Jennifer Street wasn’t the first house I ever lived in, that one was was somewhere in Chattanooga Mom and Dad can tell you where. But Jennifer Street was the first house whose address I memorized. It’s the first house I have many memories of playing and living in. It is what I think of as my childhood home. We moved from there when I was in fourth grade. The next house I think of as my middle school years. This is a photo of it recently. What got me the most was how small it looked. I guess Thomas Wolf knew what he was talking about when he said you can’t go home. Things of your past don’t just sit there waiting for you to come back they go on changing too just like you. Let me tell what has changed…

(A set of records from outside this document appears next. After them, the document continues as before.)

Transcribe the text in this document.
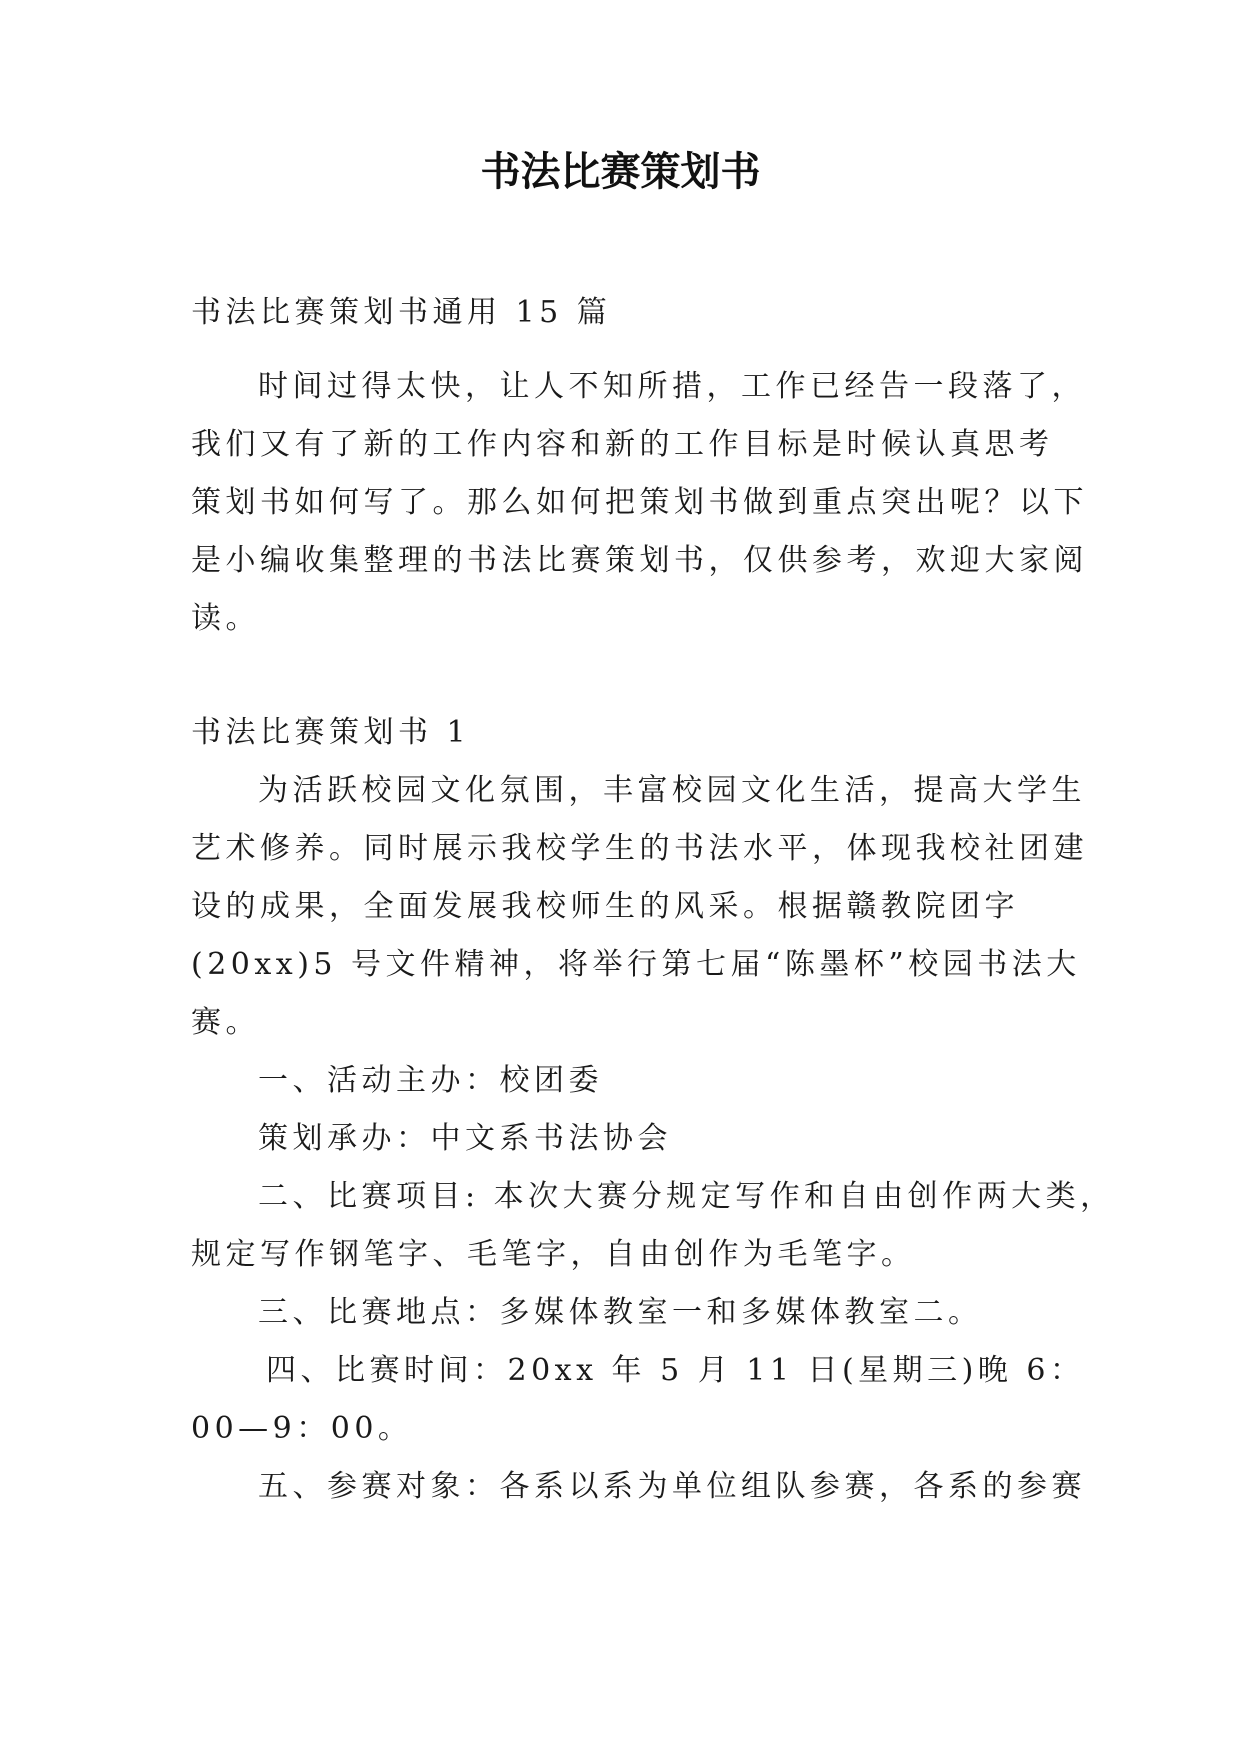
书法比赛策划书

书法比赛策划书通用 15 篇

时间过得太快，让人不知所措，工作已经告一段落了，

我们又有了新的工作内容和新的工作目标是时候认真思考

策划书如何写了。那么如何把策划书做到重点突出呢？以下

是小编收集整理的书法比赛策划书，仅供参考，欢迎大家阅

读。

书法比赛策划书 1

为活跃校园文化氛围，丰富校园文化生活，提高大学生

艺术修养。同时展示我校学生的书法水平，体现我校社团建

设的成果，全面发展我校师生的风采。根据赣教院团字

(20xx)5 号文件精神，将举行第七届“陈墨杯”校园书法大

赛。

一、活动主办：校团委

策划承办：中文系书法协会

二、比赛项目: 本次大赛分规定写作和自由创作两大类，

规定写作钢笔字、毛笔字，自由创作为毛笔字。

三、比赛地点：多媒体教室一和多媒体教室二。

四、比赛时间：20xx 年 5 月 11 日(星期三)晚 6：

00—9：00。

五、参赛对象：各系以系为单位组队参赛，各系的参赛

First off the three big trees by the street are gone and only the stump of one remains. They were maples I think turned flame red and yellow in the fall. I remember the linemen would come through about once year I’d guess and cut them back mercilessly. They looked so sad then but the next Spring they’d leaf out perfectly round and green again.
There between the house and the next one on the right of the picture was a row of pines. Oh those pines smelt divine and to crawl onto the bed of their orange needles and lay back was a pleasure. Also you didn’t see the neighbor just boughs of green.
See the retaining wall there between the front yard and the driveway? That was covered in creeping flox. At the various times of the year it would be a deep forest green. Then when it bloomed it was a carpet, albeit a prickly one, of pastel pinks, purples, and blues.
Let’s move on to the next retaining wall between the driveway and the neighbor. See that green strip? That was Mom’s iris bed. It was packed with irises of all types and colors. It was a riot of beauty in May when it bloomed. I’ve written about that before.
There at the end of the driveway was where my swing set was. Yes the one I broke my arm on the second time I broke my arm.
Oh and the neighbor on the left the one below the irises was Mr. Briggs. He had a big garden in the lot between our house and his. He’d invite me down at times letting me ‘help’ him garden. He was a sweet man and I enjoyed his company.
My last memory of Jennifer street was when we moved on Christmas Eve. The house was empty and felt smaller in places and larger in others. I stood looking out that big picture window in front to my friend Dean’s house knowing I’d never see this familiar daily view again, never just cross the street to play in that yard with a group of friends, never be back here again. It was the first of many times I had realization in my life “Remember this it is the last.” That’s not a sad thought just the fact that live is change. It is a reminder to appreciate the times you have when you have them, recognize the end when it comes and move on to what’s next. We don’t stand still. Lack of change is stagnation. It has to be, but that doesn’t mean we don’t take the memories with us along with their smiles.